On stack-based machines (x86), a thread switch thus requires the following steps:

  • A thread executes in user mode
  • Some event triggers a thread switch (interrupt, exception, syscall, ...)
  • The system enters kernel mode

    • The hardware automatically stores the user-level stack pointer ...
    • ... loads a kernel stack pointer
    • and saves the user-level instruction pointer and stack pointer on the kernel stack
    • The hardware loads a kernel instruction pointer based on the cause of the kernel entry (interrupt, exception, syscall, ...)
  • The kernel code saves the remaining CPU state into the current thread's TCB before overwriting it
  • The kernel loads the CPU state of the next thread from its TCB ...
  • ... and returns to user-mode, causing the hardware to

    • load the user-level instruction pointer and
    • the user-level stack pointer from the current stack

Kernel Stack Models

Concerning the stack being used in kernel mode, different models are possible. The kernel stack should always be different from the user-level stack for security reasons: First, the user can set up an invalid stack pointer before entering kernel mode, loading a well-known, valid stack pointer on kernel entry is likely to be easier than validating the current value. Secondly, the kernel entry might be caused by a page fault on the user-level stack. Storing user-level state on this stack in order to handle the page fault will thus raise further page faults (accesses the same non-mapped memory) which can never be handled.

The presented models differ in the number of kernel-level stacks.

Per-Processor Kernel Stack

All threads executing on one CPU can use the same kernel stack. [2] As a consequence, either only one thread can execute in kernel mode at any time (i.e., threads executing in kernel mode cannot be preempted), or unusual approaches such as continuations must be used.

This model is efficient with respect to cache lines used during a context switch (only one stack), but uncomfortable from the kernel developer's point of view.

Per-Thread Kernel Stack

Alternatively, each thread can have its own kernel-level stack. This model resembles user-level code and makes kernel mode nothing special from the kernel developer's point of view.
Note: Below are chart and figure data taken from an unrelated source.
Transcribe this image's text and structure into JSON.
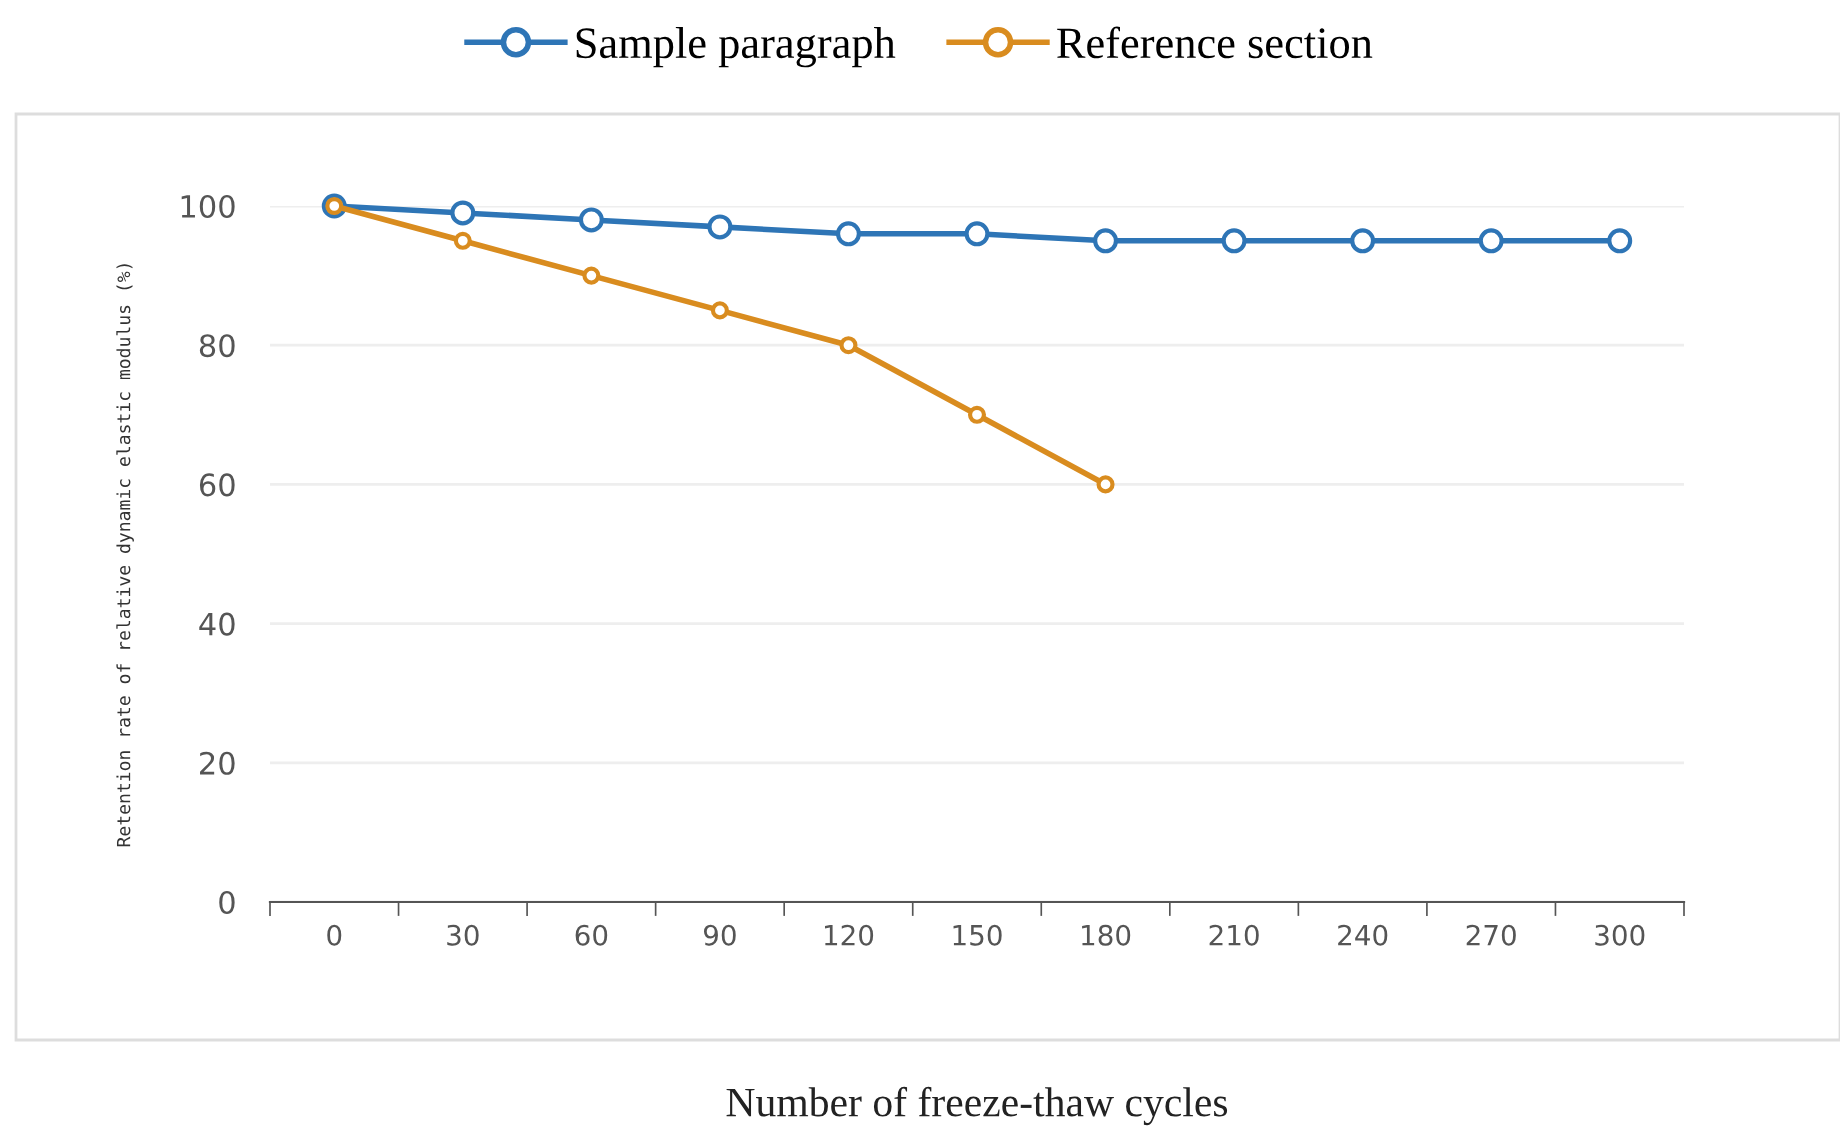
{
  "chart_data": {
    "type": "line",
    "xlabel": "Number of freeze-thaw cycles",
    "ylabel": "Retention rate of relative dynamic elastic modulus (%)",
    "categories": [
      "0",
      "30",
      "60",
      "90",
      "120",
      "150",
      "180",
      "210",
      "240",
      "270",
      "300"
    ],
    "series": [
      {
        "name": "Sample paragraph",
        "color": "#2e75b6",
        "values": [
          100,
          99,
          98,
          97,
          96,
          96,
          95,
          95,
          95,
          95,
          95
        ]
      },
      {
        "name": "Reference section",
        "color": "#d98c1f",
        "values": [
          100,
          95,
          90,
          85,
          80,
          70,
          60,
          null,
          null,
          null,
          null
        ]
      }
    ],
    "ylim": [
      0,
      100
    ],
    "yticks": [
      0,
      20,
      40,
      60,
      80,
      100
    ],
    "grid": "y",
    "legend": "top",
    "marker": "circle",
    "line_style": "solid"
  }
}
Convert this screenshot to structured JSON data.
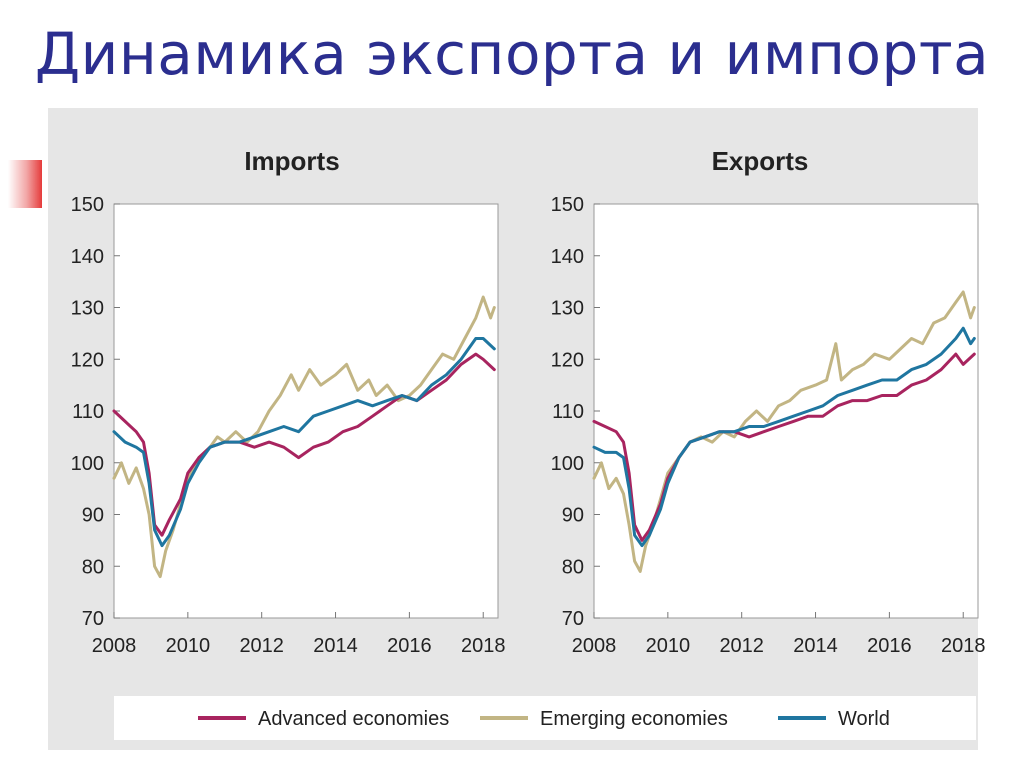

However, this model is more costly both with respect to virtual memory use (only one stack must be addressable in the previous model, whereas this model requires (number of threads) stacks to be present in virtual memory) and with respect to cache line use on thread switch: Both the stacks of the current thread an the stack of the next thread are accessed, effectively doubling the number of cache lines used for them.

Due to its simplicity, L4 employs the per-thread stack model and integrates the kernel stacks into the TCBs. (TCB plus stack fit into a single page to avoid additional TLB misses.)

Sample Code

Code to cooperatively switch threads in kernel mode on x86:

/* save all registers on the stack */
pusha

/* compute TCB address of current thread
 * (esp already points to the end of the TCB,
 * i.e., the top of the kernel stack)
 */
mov     esp, ebp
and     -sizeof_tcb, ebp

/* assume: edi = address of TCB of B */
mov     esp, TCB_Off_esp(ebp)
mov     TCB_Off_esp(edi), esp

/* setup kernel stack for next kernel entry */
add     sizeof_tcb, edi
mov     edi, 0(esp0_ptr)

/* restore all registers from the stack */
popa

Note:

  • TCBs comprise 2k bytes (k in [9..12]) and are naturally aligned
  • -2k can be used to mask out the offset inside a TCB and compute its start address: (any address inside a TCB) AND -2k results in the 2k-aligned base address of the TCB
  • On kernel entry, the hardware loads the stack pointer from esp0
  • Stack on x86 grow downwards, hence on leaving the kernel, esp0 is set to the end of the TCB


[2] Threads on different CPUs should always have separate kernel stacks in order to exploit possible parallelism and to avoid synchronization issues among the CPUs on kernel entries.